Dabei hoffen die Organisatoren wirklich auf Schilderungen des Alltags - "je profaner, desto besser", sagte der Historiker Dan Snow der BBC. "Die Details darüber, was so viele Menschen wie möglich an einem ganz normalen, langweiligen Tag so getrieben haben, sind doch aufregend!" Natürlich nicht jetzt, sondern irgendwann einmal. "Es wäre möglich, dass künftige Historiker von den Socken sein werden, dass wir am 17. Oktober 2006 immer noch Fleisch aßen und in privaten Autos durch die Gegend fuhren", sagt David Cannadine vom Institute for Historical Research. "Wir sollten so viele banale Dinge wie möglich einschließen."

Neben der Schilderung des Alltags selbst regen die Organisatoren auch die Beschäftigung mit Geschichte im weitesten Sinne an - in all ihren Ausprägungen und mit Folgen für das ganz persönliche Leben.
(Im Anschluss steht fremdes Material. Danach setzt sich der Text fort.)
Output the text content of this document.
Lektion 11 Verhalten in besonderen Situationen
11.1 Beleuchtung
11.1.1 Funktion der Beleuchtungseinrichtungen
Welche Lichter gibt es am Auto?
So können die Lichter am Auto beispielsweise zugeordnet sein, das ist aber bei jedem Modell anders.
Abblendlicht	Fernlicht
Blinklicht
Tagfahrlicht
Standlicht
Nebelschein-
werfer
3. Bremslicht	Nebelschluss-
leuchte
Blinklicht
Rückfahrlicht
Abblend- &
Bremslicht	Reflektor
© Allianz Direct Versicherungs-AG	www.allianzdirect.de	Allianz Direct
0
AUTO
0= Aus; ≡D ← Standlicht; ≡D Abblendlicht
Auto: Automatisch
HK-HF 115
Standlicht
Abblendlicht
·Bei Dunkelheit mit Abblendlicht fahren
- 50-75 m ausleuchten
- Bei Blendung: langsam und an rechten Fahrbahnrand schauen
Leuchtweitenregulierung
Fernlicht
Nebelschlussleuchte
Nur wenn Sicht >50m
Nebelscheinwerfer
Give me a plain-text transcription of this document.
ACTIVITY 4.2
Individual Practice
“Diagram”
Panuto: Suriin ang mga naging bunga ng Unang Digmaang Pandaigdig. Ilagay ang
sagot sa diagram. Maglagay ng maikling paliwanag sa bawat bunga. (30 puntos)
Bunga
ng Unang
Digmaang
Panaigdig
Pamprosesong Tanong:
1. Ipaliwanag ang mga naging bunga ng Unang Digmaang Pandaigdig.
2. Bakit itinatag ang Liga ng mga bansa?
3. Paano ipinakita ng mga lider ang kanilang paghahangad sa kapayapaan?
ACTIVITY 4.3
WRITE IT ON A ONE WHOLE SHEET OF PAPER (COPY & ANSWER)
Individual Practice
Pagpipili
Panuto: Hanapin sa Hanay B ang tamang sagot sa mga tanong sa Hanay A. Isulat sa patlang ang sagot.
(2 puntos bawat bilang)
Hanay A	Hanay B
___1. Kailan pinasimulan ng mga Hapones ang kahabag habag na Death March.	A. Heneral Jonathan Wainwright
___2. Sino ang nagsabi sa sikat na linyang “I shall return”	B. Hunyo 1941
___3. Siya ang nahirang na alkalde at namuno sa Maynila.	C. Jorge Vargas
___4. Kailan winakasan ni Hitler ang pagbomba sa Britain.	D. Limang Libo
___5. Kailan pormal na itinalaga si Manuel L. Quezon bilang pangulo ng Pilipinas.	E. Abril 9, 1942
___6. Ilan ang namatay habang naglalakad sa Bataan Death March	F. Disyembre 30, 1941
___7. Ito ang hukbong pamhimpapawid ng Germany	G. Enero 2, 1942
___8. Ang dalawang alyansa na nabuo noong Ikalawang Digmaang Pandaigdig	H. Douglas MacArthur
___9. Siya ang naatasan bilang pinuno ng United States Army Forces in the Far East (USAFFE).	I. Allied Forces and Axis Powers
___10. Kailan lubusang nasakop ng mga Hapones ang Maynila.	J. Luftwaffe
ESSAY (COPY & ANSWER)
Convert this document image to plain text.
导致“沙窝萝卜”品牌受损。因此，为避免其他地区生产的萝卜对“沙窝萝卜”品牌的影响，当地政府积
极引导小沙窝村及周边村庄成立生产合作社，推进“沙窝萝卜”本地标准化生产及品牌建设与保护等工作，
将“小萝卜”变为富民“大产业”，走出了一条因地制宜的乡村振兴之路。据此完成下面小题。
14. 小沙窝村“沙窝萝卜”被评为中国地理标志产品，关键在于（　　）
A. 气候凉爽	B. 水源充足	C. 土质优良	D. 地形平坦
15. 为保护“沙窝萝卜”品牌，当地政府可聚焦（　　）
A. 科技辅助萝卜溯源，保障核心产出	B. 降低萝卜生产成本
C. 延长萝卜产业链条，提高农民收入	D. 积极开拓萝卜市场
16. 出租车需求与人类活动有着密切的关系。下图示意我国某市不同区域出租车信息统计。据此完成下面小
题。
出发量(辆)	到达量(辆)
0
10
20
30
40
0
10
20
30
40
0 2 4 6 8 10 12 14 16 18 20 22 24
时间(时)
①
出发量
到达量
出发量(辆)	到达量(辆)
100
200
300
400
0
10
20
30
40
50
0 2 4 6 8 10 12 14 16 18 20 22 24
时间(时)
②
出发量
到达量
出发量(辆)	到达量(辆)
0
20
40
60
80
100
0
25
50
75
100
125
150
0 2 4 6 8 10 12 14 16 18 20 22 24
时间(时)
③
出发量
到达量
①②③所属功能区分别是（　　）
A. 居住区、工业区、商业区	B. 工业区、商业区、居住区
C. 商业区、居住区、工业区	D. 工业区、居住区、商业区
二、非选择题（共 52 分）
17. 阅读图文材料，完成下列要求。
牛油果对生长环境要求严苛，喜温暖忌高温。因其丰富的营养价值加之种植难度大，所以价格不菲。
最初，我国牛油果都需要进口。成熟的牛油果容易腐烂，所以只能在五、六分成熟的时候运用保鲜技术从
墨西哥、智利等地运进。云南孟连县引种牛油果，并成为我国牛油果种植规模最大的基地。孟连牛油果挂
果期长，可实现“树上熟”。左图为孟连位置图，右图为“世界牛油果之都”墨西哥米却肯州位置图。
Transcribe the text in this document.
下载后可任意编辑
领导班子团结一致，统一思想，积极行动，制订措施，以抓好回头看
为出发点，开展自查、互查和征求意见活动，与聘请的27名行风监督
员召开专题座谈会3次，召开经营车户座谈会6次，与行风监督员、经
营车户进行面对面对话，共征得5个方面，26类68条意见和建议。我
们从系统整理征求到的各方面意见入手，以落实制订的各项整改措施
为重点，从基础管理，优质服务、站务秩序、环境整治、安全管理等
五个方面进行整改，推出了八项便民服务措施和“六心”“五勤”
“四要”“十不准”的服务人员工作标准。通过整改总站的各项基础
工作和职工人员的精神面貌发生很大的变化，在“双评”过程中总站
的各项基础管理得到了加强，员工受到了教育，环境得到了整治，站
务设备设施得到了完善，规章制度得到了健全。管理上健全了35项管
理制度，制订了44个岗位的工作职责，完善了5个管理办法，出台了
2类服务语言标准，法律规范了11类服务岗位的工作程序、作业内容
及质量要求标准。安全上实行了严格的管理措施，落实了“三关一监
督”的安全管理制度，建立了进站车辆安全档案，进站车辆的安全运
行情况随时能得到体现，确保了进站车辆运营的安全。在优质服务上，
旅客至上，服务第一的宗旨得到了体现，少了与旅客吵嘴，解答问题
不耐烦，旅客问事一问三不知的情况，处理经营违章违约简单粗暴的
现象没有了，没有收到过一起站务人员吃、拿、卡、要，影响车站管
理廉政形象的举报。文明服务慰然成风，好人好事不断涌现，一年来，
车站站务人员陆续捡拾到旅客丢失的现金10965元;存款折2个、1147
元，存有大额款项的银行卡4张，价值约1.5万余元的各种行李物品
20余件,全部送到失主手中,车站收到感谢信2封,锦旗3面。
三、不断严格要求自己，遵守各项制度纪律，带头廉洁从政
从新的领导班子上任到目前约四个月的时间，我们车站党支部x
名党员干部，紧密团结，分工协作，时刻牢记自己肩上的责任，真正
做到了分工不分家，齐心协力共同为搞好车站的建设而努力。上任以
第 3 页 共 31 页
Fiona Reynolds fallen einige Beispiele ein: "Sei es, dass man sich durch eine historisch interessante Gegend bewegt, miteinander über die Familiengeschichte spricht, sich Wiederholungen im Fernsehen ansieht oder darüber schreibt, wie es ist, Mamis ewige Achtziger-Jahre-Hits anzuhören."

Teilnehmen kann prinzipiell jeder, obwohl die Aktion eigentlich auf britische Staatsbürger und Bürger des Commonwealth zielt. Das Verfahren ist unkompliziert: Die Blogbeiträge trägt man in eine Maske auf einer eigenen Website ein, registriert sich kurz mit Kernangaben zur Person - los geht's. Der geschilderte Tag sollte der 17. Oktober sein, der ausgesucht wurde, weil er "ein ganz gewöhnlicher Tag ohne besondere nationale Signifikanz" sei. Bisher. Wenn alles gut geht, wird sich das bis Ende des Monats ändern, denn so lange läuft die Aktion.

Dann werden Hunderttausende Briten die Frage, was sie denn am 17. Oktober 2006 so gemacht haben, sehr knapp beantworten können: "Lies es doch nach."